Pirru: «Reggio Emilia ha la pizza più costosa? Vi spiego il lavoro che c’è dietro la mia»
Luca Pirruccio titolare delle pizzerie in centro storico in un video racconta cosa mette in una Margherita e quanto costa: «Tutti discutono del prezzo di una pizza, ma non di uno Spritz. Ma avete ancora voglia di mangiare bene?»
Reggio Emilia Una risposta diretta, numeri alla mano, a chi in questi giorni parla di Reggio Emilia come della città con la pizza più cara. Luca Pirruccio, pizzaiolo e titolare di Pirru, con tre locali in centro storico e altri in provincia, affida ai social un video che è insieme sfogo e spiegazione. Una presa di posizione a difesa della categoria, ma soprattutto un invito a guardare cosa c’è davvero dietro il prezzo di una pizza: materie prime, lavoro, tempi di produzione, costi fissi e servizio. Non una polemica fine a se stessa, ma un ragionamento che prova a spostare il dibattito dal “quanto costa” al “perché costa così”.
«Vorrei fare una piccola polemica a favore di tutti i pizzaioli del mondo, perché ultimamente si parla tantissimo del prezzo della pizza, spesso senza entrare davvero nel merito di cosa sia oggi una pizza e perché il suo costo possa essere diverso da locale a locale, da città a città, da impresa a impresa – dice in premessa nel video – Oggi la pizza viene proposta in mille modi diversi, proprio per questo esistono prezzi diversi. Ma chi lavora seriamente sa anche che, se si vuole essere puntuali e onesti, è possibile spiegare abbastanza chiaramente dove si arriva con il prezzo finale. Prendiamo la mia pizza. Tutti dicono che Reggio Emilia è una città cara: proviamo a capire perché, partendo dai numeri». «Io parto da un impasto fatto con 50 kg di farina, acqua e olio extravergine d’oliva, quello che uso io. Da questo impasto ricavo in totale circa 230 palline. Fate voi i conti e capite quanto pesa ogni pallina – va avanti -. Per fare la mia Margherita uso il mio pomodoro, coltivato per me nell’Agro Sarnese, con consorzio autorizzato e mia etichetta. I ragazzi lo passano uno a uno per ottenere la salsa. Ne uso 150 grammi su ogni pizza: il costo è 6 euro al chilo. La mozzarella è fatta apposta per me, con latte del Parmigiano Reggiano. Su ogni pizza ne vanno 100 grammi: la mozzarella costa 7,50 euro al chilo. Ho fatto i calcoli: se vogliamo imputare il costo della pallina solo sugli ingredienti, siamo intorno ai 60 centesimi. A questo va aggiunto il costo del lavoro: almeno un’ora per fare l’impasto, che può valere anche solo 20 euro, poi i costi fissi. Il mio impasto va a nanna due giorni in massa, poi i pizzaioli tagliano, fanno le palline e c’è un altro giorno di riposo. In totale servono tre giorni di gestione per arrivare a una pizza pronta».

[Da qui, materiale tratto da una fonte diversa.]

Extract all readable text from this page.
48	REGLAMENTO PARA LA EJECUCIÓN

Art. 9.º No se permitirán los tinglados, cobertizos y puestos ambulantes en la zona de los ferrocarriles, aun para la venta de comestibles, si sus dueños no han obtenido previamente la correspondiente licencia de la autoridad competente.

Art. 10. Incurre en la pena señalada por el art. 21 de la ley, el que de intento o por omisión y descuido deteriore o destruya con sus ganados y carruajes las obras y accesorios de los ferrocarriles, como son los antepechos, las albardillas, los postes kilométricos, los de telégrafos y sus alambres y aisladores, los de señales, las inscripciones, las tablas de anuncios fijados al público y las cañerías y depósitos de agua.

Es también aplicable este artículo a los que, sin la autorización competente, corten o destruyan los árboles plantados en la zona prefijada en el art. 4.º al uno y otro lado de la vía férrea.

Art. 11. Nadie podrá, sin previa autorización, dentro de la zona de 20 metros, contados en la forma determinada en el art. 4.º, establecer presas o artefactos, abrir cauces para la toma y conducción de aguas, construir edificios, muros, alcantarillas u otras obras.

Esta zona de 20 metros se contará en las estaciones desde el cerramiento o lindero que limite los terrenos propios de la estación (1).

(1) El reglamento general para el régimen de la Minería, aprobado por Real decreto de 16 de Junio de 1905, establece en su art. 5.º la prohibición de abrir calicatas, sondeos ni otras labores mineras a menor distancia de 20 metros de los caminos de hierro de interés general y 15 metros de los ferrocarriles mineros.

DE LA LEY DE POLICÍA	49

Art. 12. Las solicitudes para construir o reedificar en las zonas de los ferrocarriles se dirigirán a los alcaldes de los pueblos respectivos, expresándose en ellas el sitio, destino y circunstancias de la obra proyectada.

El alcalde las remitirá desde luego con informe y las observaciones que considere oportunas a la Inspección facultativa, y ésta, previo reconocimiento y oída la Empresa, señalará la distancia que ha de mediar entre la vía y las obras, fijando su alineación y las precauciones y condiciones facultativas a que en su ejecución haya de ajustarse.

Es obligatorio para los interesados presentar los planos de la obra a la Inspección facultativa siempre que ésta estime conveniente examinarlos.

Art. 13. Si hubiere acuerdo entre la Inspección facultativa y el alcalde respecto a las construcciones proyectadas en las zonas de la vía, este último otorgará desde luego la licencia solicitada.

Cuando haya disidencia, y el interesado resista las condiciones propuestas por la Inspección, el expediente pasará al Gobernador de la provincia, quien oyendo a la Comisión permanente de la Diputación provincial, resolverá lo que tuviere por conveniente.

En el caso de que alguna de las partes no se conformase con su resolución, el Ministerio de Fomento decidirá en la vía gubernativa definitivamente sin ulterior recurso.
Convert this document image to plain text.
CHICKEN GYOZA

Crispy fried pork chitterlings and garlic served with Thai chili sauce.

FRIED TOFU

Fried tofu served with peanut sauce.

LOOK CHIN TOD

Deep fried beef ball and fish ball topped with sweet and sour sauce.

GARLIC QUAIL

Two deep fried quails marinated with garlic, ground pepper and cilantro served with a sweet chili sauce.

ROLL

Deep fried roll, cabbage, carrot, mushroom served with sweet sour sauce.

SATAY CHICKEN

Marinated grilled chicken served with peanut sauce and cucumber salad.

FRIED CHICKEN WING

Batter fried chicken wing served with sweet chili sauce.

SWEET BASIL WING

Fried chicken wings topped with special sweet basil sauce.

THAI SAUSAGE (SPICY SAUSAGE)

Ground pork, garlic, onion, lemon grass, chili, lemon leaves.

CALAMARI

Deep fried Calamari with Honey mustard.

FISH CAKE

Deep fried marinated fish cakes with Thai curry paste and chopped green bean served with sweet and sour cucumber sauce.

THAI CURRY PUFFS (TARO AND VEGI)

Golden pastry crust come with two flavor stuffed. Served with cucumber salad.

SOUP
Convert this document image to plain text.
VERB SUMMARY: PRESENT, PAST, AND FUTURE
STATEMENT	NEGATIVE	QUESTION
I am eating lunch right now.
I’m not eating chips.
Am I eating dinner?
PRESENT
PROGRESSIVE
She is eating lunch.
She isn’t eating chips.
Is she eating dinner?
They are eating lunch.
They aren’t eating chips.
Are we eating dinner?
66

«Il costo di una Margherita comprende tutto quello che c’è dietro, non solo ciò che si vede nel piatto. Ora vi faccio una domanda: quando dite che una pizza è cara, a cosa imputate davvero quel prezzo? Pensate alla location, alla città, a dove si trova il locale? Al costo dell’affitto, alle utenze, ai dipendenti? A come sono inquadrati, a che livello sono, a che tipo di formazione c’è dietro? Se uno fa davvero i conti, capisce che una pizza si porta sempre dietro una serie di costi. Poi consideriamo tutti i costi fissi ed extra: utenze, struttura, gestione. Se la portiamo a casa, c’è il costo del cartone, 25–40 centesimi, il costo del driver. Se la portiamo al tavolo, nessuno ci pensa, ma c’è il costo del servizio: coperto, personale, lavapiatti, ordini, camerieri. Vi faccio un’altra domanda. Una Spritz al tavolo, in centro storico a Reggio, costa 7 euro. Che lavoro c’è dietro? Eppure nessuno discute i 7 euro. Tutti però discutono una Margherita che pesa più di mezzo chilo, fatta a mano, che costa 6 o 7 euro. Allora come dobbiamo fare per tutelare la categoria? La gente ha ancora voglia di mangiare bene? O bisogna industrializzare tutto, perché altrimenti un’impresa non riesce a sostenere nulla?». Domande aperte, a cui Pirru attende una riflessione.